[gwnn]

1. Arrange 6 points in a plane so as any 3 points form an isosceles triangle.

2. Arrange 6 points in a plane so any point has at least 3 "neighbors".

neighbor=a point located exactly at a unit distance. (the same unit for all points)

for example, in a regular hexagon every point has 2 neighbors.

[jikl]

Interesting question, depends on definitions i am too lazy to look up, my easy answer without research is 5 points in xyz and one somewhere else.

Sean

[Blofeld]

Nice problems!

I think to make the second problem more interesting, you should specify that the points must be distinct (before I found a solution with them distinct, I wondered if this was a trick).

A similar problem I've seen (though with very little overlap in the solution): how many essentially different[1] ways are there to arrange four points in a plane such that the distance between pairs of points only takes two values?

[1] Up to translation, rotation and (uniform) rescaling (there's a word for that, but I can't remember what it is).

[Fluffy]

Blofeld, on Nov 8 2007, 09:32 AM, said:

I think to make the second problem more interesting, you should specify that the points must be distinct (before I found a solution with them distinct, I wondered if this was a trick).

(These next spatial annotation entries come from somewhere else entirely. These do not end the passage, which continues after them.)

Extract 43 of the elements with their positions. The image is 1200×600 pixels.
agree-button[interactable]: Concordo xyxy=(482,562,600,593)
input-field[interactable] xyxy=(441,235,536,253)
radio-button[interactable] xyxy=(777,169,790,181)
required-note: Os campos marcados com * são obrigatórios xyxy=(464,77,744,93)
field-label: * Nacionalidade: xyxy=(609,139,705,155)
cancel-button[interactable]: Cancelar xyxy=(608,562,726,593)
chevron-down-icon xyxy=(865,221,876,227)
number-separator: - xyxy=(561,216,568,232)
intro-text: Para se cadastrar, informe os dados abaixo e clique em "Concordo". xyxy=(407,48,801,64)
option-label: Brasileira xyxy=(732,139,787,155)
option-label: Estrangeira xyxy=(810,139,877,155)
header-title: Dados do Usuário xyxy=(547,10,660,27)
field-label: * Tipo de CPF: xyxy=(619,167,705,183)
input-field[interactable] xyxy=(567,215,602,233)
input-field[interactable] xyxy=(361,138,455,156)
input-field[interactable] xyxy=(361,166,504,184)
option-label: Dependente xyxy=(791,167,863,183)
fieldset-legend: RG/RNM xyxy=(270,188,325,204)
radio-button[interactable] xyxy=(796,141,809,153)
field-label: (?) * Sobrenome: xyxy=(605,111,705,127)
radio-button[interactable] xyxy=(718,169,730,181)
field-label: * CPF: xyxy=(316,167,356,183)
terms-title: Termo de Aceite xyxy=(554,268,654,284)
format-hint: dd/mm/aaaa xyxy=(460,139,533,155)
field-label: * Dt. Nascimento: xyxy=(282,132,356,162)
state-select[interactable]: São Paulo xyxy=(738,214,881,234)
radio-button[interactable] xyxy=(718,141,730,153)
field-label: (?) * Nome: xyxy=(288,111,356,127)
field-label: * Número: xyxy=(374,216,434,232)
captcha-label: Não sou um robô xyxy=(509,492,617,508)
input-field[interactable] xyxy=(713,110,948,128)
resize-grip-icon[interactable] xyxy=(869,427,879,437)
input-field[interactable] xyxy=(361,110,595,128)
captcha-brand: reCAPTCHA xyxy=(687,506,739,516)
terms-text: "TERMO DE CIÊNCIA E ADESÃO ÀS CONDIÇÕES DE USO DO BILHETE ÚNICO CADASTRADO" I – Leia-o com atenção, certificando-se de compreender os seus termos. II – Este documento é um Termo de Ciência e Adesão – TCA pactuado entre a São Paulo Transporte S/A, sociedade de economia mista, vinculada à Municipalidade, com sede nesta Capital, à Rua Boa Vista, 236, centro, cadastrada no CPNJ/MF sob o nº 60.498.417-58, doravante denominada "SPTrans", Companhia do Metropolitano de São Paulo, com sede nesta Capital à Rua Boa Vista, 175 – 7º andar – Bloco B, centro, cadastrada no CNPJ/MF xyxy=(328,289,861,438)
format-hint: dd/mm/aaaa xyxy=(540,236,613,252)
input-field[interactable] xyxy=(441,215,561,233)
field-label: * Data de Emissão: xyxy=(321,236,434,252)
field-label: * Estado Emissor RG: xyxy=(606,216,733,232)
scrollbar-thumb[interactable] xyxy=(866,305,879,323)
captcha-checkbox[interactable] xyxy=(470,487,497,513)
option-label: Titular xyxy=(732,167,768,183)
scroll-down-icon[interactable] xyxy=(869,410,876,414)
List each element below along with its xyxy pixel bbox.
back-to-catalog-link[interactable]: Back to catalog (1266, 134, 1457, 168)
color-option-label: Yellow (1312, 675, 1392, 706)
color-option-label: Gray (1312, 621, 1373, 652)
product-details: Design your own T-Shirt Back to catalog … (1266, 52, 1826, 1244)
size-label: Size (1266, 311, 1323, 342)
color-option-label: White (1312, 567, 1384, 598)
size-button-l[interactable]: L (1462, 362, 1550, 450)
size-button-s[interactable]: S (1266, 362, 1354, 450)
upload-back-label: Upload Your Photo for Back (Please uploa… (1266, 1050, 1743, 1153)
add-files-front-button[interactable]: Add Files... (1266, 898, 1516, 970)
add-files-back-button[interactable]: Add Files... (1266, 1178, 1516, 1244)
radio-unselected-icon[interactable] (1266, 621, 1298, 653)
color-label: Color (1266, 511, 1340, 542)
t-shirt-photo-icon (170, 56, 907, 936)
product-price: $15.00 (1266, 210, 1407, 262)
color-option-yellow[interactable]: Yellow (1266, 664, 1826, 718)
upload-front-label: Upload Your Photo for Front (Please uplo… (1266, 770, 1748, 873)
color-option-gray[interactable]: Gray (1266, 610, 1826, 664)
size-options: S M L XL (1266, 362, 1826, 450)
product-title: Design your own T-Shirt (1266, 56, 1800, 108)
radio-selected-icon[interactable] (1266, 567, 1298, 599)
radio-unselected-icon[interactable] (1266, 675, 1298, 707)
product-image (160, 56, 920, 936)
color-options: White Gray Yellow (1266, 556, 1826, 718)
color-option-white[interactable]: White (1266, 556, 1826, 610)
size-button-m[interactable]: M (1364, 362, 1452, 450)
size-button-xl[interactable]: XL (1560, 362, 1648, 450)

I also though the same, put all the points on same position

[Fluffy]

I had to almost demostrate number 2 was not possible, squeeezing all posible conection options untill I came to the answer, hell it was so damn simple .

[gwnn]

Fluffy, on Nov 12 2007, 01:04 PM, said:

I had to almost demostrate number 2 was not possible, squeeezing all posible conection options untill I came to the answer, hell it was so damn simple .

That was my "method" too

But it took me about 3 weeks or so I think.